A Nobel Prize winner called his parents in a heartwarming moment to reveal he won the prestigious award.
Drew Weissman — alongside Hungarian-American Katalin Karikó — won the Nobel Prize in Physiology or Medicine for helping develop the mRNA vaccines for COVID-19.
In a heartwarming call, the 64-year-old filmed the moment his parents Adele, 90, and Hal, 91, learned their son had taken home the prize.
“I have some news,” he said in a video posted by Penn Medicine to Instagram.
“I won the Nobel Prize.”
Both his parents erupted in joyful, excited cries.
“You’re kidding! Congratulations!” his father said.
“Oh my god, Drew! Oh my god!” his mother yelled.
“Oh, how fabulous! I don’t know what to say, I’m ready to fall on the floor.”
Adele ribbed her son’s pessimism, as he previously told his parents he wasn’t going to win.

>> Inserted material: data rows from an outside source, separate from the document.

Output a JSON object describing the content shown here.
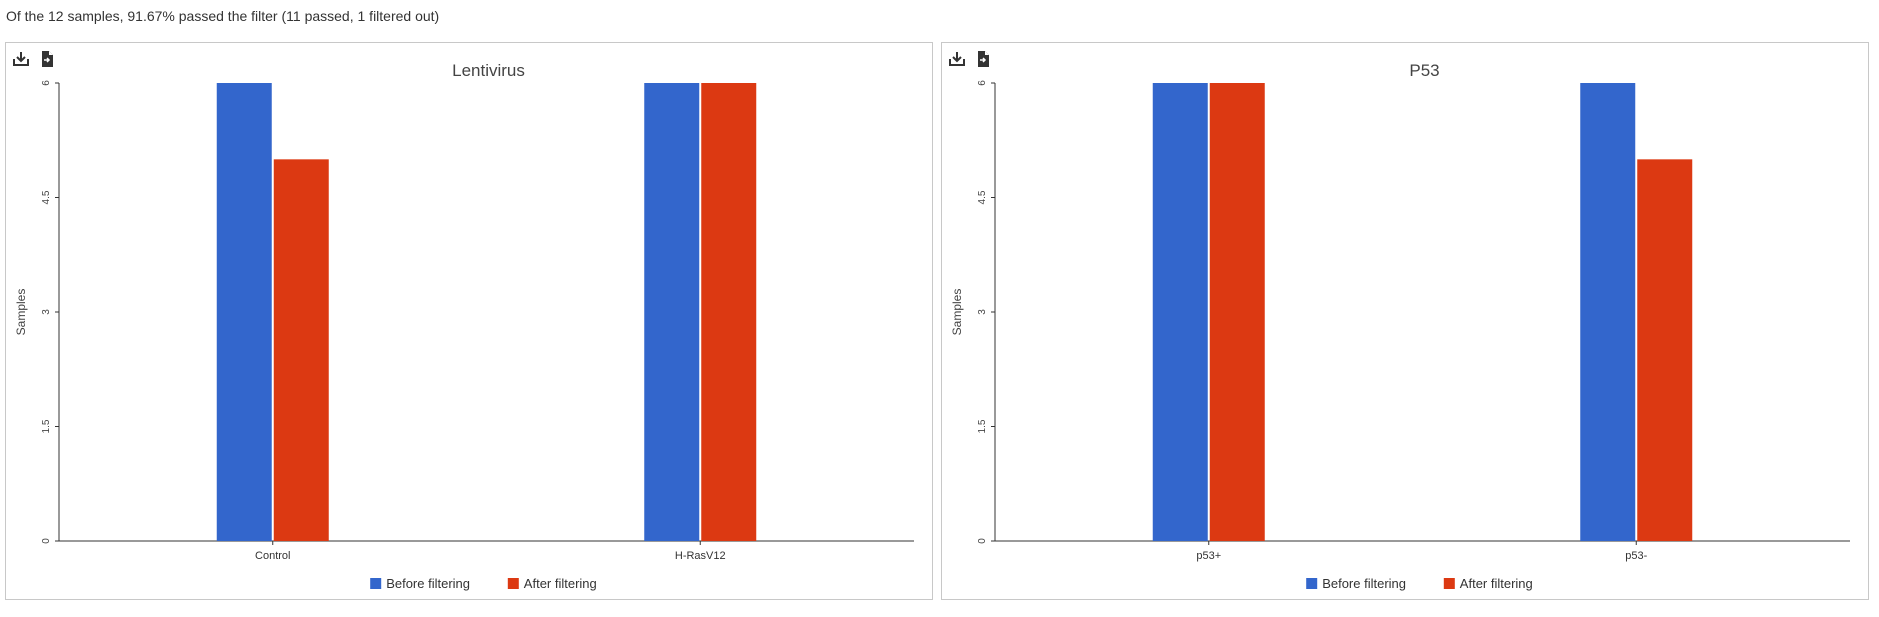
{
  "summary": "Of the 12 samples, 91.67% passed the filter (11 passed, 1 filtered out)",
  "toolbar": {
    "download_icon": "download-icon",
    "export_icon": "export-document-icon"
  },
  "colors": {
    "before": "#3366cc",
    "after": "#dc3912",
    "axis": "#333333",
    "text": "#444444"
  },
  "chart_data": [
    {
      "type": "bar",
      "title": "Lentivirus",
      "ylabel": "Samples",
      "xlabel": "",
      "categories": [
        "Control",
        "H-RasV12"
      ],
      "series": [
        {
          "name": "Before filtering",
          "values": [
            6,
            6
          ]
        },
        {
          "name": "After filtering",
          "values": [
            5,
            6
          ]
        }
      ],
      "ylim": [
        0,
        6
      ],
      "yticks": [
        "0",
        "1.5",
        "3",
        "4.5",
        "6"
      ],
      "grid": false,
      "legend_position": "bottom"
    },
    {
      "type": "bar",
      "title": "P53",
      "ylabel": "Samples",
      "xlabel": "",
      "categories": [
        "p53+",
        "p53-"
      ],
      "series": [
        {
          "name": "Before filtering",
          "values": [
            6,
            6
          ]
        },
        {
          "name": "After filtering",
          "values": [
            6,
            5
          ]
        }
      ],
      "ylim": [
        0,
        6
      ],
      "yticks": [
        "0",
        "1.5",
        "3",
        "4.5",
        "6"
      ],
      "grid": false,
      "legend_position": "bottom"
    }
  ]
}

“You did it! And so young!” she cheered.
“Congratulations, and you deserved it.”
When Weissman was about five years old, his parents had visited Stockholm — where the prize will be awarded — and visited the Nobel auditorium, according to CBS News.

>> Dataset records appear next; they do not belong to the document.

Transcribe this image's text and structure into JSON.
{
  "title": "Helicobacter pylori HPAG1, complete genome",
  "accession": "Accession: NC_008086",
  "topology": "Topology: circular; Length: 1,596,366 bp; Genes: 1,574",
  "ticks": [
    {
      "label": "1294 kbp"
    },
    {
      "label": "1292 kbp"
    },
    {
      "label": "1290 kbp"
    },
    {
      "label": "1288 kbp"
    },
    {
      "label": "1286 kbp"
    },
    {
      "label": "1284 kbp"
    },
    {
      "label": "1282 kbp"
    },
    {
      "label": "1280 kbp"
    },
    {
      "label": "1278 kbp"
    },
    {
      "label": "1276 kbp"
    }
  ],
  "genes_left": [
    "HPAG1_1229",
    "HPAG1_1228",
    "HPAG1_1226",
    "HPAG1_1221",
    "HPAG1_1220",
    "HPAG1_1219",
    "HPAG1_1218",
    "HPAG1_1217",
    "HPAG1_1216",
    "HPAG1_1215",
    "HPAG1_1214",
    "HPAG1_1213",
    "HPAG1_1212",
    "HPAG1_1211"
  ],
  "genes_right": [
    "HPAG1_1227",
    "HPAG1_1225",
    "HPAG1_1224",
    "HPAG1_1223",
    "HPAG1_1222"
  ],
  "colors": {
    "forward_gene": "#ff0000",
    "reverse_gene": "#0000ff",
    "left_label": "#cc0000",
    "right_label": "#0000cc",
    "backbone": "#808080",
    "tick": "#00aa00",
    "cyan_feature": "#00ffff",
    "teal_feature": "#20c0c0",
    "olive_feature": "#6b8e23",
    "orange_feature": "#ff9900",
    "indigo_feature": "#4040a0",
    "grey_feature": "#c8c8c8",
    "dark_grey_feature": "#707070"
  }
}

“Reserve these two seats for us,” they said.
“And they remember that story and would tell us every so often. So it was always on their minds,” Weissman, who originally wanted to be an engineer, said.
In a separate video, also posted to Instagram by Penn Medicine, Weissman noted the Nobel Prize was the “most important award that a scientist can achieve.”
“It’s an incredible honor,” he said.
Weissman and Karikó met by “chance” in the late 1990s and “began investigating mRNA as a potential therapeutic,” according to Penn Medicine. In 2005, the two scientists discovered messenger RNA “could be modified and delivered effectively into the body to activate a protective immune response.”